Xをやっていると「過去の事なんてゴミ。前向きに生きなきゃ」という5種体癖よりの考えがこの世の中多いように思える。そういった意味ではこの映画はひたすら「後ろ向き」な映画だ。

小学生高学年だった頃に両思いだった初恋の人。成人してお互いの思いがある事が分かりつつも韓国とアメリカの遠距離により離れ離れに。30を超えて落ち着いた頃にようやく束の間の再会をはたすというだけのお話。

身体の関係もなし、キスもなし、付き合ってもいない。そんな良い大人が旦那そっちのけで「私達前世でどうだったのかな」と話す様は人によってはキモく移るはずだ。

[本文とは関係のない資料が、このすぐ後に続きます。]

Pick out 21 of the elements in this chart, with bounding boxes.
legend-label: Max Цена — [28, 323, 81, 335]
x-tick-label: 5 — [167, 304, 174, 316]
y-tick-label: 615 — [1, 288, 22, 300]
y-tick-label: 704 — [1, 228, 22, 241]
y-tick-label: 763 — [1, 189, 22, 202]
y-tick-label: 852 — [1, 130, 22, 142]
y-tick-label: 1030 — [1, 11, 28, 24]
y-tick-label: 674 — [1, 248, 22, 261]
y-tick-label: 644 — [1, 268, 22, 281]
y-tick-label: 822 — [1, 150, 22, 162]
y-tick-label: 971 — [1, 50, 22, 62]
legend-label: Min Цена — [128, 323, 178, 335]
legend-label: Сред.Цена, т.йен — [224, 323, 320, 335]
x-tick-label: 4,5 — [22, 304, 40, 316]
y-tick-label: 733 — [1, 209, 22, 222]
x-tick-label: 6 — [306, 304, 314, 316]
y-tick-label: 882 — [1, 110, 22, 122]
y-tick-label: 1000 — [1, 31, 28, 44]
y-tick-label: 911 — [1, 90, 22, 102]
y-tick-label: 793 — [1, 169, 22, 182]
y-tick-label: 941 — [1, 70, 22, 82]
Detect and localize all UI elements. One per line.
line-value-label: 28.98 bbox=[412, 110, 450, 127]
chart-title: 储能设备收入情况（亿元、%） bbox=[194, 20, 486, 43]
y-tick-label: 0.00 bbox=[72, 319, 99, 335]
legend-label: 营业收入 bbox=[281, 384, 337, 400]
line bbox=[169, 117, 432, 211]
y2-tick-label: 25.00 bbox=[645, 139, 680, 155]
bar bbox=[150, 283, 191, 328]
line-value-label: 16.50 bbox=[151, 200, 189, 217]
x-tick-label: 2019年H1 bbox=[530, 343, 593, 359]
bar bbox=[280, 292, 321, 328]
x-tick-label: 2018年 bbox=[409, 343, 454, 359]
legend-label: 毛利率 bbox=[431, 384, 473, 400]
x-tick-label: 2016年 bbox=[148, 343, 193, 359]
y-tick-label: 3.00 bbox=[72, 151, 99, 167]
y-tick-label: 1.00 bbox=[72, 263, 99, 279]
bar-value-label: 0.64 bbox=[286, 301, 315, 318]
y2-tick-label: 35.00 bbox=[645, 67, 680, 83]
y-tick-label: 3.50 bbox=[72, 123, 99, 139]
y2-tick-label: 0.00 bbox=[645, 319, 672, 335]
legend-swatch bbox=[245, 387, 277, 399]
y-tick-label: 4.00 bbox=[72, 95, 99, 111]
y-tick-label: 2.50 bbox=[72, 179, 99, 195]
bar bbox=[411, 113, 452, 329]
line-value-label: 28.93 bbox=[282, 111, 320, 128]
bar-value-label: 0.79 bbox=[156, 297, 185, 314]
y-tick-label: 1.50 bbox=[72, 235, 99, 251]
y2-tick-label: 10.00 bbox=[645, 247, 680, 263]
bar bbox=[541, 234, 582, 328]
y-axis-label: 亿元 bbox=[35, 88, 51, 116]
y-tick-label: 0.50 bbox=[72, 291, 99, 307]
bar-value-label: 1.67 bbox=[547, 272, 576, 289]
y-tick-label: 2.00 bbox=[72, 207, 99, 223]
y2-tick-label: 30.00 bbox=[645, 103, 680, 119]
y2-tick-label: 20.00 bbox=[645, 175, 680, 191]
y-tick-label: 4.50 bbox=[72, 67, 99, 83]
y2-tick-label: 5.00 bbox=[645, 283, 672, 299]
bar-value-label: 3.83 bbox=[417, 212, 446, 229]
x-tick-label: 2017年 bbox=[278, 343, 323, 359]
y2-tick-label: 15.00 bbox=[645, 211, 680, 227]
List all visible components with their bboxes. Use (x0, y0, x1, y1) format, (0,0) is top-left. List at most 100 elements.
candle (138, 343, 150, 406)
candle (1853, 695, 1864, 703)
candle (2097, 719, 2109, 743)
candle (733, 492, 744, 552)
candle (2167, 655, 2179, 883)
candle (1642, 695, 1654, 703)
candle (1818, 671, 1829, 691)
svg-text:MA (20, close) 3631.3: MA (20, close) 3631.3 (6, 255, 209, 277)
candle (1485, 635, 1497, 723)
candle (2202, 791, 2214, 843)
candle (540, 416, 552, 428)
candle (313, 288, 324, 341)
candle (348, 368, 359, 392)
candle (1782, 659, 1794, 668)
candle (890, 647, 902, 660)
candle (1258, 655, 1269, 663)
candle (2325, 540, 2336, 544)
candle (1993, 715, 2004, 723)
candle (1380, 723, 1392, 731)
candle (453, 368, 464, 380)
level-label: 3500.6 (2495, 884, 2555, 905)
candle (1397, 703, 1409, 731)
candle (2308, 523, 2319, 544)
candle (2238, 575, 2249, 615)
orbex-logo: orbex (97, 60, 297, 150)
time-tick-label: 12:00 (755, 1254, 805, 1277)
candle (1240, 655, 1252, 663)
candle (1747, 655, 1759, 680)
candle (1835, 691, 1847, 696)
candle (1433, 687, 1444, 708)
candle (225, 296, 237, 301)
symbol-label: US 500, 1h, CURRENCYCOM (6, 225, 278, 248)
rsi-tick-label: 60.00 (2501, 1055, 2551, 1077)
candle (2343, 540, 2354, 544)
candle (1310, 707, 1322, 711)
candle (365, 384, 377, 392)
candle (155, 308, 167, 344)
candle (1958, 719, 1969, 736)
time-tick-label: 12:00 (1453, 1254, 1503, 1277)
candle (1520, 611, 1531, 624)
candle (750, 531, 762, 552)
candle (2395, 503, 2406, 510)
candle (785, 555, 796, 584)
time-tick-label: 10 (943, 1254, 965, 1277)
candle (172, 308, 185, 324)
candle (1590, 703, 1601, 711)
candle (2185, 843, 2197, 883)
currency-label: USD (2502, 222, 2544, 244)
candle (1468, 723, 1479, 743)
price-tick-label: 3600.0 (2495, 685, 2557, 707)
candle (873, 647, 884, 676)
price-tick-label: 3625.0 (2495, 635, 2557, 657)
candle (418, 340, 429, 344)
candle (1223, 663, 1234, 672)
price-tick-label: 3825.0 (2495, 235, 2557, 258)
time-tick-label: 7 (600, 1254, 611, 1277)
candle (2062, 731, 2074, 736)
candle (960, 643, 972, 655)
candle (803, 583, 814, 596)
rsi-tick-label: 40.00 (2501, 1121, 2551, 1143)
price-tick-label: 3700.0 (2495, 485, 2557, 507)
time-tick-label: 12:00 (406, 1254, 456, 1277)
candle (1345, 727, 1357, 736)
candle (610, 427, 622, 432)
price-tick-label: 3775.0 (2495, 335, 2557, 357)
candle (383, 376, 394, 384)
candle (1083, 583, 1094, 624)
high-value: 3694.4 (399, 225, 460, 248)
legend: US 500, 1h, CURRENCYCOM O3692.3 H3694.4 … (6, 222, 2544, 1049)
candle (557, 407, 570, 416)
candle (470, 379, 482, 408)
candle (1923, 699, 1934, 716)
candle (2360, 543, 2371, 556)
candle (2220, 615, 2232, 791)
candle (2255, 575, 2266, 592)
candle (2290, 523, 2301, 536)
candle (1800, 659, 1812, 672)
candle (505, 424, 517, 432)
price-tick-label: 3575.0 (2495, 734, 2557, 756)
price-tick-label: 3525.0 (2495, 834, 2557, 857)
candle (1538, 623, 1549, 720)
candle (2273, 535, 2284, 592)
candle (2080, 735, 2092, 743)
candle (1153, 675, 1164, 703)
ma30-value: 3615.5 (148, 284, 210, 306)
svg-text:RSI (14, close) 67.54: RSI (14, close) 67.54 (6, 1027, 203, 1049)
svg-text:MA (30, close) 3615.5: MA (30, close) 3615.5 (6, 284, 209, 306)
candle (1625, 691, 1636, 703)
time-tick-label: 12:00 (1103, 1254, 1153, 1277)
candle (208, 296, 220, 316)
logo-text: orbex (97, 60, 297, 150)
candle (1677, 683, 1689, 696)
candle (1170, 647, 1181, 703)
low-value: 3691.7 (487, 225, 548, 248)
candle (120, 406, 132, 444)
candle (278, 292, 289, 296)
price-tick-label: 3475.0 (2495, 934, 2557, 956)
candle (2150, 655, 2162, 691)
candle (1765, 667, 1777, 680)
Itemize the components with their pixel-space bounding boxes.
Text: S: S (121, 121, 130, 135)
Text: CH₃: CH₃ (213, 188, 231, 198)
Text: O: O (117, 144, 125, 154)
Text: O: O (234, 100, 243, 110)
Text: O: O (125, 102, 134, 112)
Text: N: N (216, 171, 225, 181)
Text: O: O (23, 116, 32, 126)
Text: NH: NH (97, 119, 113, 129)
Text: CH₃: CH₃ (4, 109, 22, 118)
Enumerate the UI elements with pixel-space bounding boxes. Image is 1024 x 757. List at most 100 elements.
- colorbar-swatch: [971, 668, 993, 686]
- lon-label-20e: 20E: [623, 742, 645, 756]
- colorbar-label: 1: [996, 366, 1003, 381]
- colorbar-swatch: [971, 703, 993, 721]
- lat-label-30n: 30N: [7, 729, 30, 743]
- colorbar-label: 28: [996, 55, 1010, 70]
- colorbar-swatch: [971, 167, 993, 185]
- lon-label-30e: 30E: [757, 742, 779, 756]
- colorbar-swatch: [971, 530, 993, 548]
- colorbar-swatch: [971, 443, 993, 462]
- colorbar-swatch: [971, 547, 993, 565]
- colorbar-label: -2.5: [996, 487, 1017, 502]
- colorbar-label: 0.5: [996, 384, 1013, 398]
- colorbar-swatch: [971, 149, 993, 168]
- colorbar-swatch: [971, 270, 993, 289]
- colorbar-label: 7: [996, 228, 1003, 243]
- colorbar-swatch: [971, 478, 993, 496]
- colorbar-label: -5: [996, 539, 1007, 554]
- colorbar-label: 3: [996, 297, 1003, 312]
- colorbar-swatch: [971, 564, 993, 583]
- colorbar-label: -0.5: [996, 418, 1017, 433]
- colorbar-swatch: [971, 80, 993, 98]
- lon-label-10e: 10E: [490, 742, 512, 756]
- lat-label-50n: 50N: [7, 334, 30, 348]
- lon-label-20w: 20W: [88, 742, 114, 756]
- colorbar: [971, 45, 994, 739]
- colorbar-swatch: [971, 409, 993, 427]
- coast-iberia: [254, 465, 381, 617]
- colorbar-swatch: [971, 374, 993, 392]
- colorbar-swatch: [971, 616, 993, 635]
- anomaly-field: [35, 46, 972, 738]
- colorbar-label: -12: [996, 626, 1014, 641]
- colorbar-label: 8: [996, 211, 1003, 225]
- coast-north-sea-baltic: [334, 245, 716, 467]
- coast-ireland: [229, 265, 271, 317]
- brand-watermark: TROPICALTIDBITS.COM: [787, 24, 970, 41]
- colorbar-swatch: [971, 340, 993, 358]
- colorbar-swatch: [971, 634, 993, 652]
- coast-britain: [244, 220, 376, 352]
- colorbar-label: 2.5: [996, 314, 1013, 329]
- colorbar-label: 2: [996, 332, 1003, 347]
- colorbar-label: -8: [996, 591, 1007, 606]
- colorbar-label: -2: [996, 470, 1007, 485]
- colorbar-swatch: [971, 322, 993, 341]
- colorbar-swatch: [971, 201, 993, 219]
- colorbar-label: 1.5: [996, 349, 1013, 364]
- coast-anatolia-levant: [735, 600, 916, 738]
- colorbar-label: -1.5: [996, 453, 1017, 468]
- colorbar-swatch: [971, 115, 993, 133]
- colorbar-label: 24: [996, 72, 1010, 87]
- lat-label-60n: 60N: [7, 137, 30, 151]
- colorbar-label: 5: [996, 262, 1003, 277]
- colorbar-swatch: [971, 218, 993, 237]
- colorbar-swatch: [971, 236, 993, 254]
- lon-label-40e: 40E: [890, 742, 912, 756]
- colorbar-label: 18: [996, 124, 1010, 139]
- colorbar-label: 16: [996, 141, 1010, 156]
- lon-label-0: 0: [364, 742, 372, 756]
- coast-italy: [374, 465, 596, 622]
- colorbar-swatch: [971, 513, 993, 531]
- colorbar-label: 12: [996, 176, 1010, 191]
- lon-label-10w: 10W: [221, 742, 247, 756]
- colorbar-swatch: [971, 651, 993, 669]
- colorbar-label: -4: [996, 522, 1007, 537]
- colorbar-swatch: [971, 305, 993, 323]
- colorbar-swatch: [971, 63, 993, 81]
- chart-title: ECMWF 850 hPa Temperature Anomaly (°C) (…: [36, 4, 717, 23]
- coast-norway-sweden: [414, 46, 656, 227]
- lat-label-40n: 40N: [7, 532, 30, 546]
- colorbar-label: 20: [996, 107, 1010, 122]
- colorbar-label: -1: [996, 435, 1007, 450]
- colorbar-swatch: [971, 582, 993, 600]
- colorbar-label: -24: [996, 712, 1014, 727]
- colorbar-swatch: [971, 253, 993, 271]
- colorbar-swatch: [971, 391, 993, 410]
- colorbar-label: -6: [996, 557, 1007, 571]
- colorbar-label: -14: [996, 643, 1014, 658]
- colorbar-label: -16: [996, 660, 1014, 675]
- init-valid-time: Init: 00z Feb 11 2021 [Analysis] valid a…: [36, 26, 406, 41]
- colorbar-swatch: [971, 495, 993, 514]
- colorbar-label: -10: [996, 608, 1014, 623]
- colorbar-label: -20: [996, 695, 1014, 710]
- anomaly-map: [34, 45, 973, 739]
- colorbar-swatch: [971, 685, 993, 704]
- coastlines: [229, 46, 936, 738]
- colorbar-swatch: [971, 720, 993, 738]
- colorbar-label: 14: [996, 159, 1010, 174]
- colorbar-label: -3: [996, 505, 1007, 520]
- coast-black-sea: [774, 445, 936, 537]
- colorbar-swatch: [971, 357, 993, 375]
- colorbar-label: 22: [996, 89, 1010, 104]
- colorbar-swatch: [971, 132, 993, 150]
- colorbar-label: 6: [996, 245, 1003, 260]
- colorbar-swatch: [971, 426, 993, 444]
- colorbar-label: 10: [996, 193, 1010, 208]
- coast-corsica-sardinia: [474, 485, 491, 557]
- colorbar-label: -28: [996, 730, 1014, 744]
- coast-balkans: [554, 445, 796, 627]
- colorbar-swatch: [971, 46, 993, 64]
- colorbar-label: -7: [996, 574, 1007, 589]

「過去は変えられない。変えられるのは未来だけ」と人は言う。だが本当にそうだろうか。
ノラとアーサーの出会いもノラとヘソンの出会いも変えられない。ノラはヘソンと再会する事で自分は韓国人でその精神をベースに持ちながらヘソンの持つ韓国人感性とは違う事を感じる。これももはや変えられない事だ。

彼らが変えたのは過去だった。

子供の頃別れたままであったなら変わらなかった過去の意味合いが再会によって変わった。あの時こうしていたらという後悔はくだらないという人もいるかもしれない。けれどその後悔はこんなにも切なく美しい。

これは紛れもなく愛の物語だ。ヘソンとノラとヘソンとアーサーのイニョン(縁)だ。何年付き合ったかや何回身体を求め合ったかは関係なくどれだけ自分の感情が揺さぶられたかどれだけ他人の心に残るかがその人の人生が決まる。束の間の再会の時間は過ぎ去った数十年とは違い永遠に感じられる時間だろう。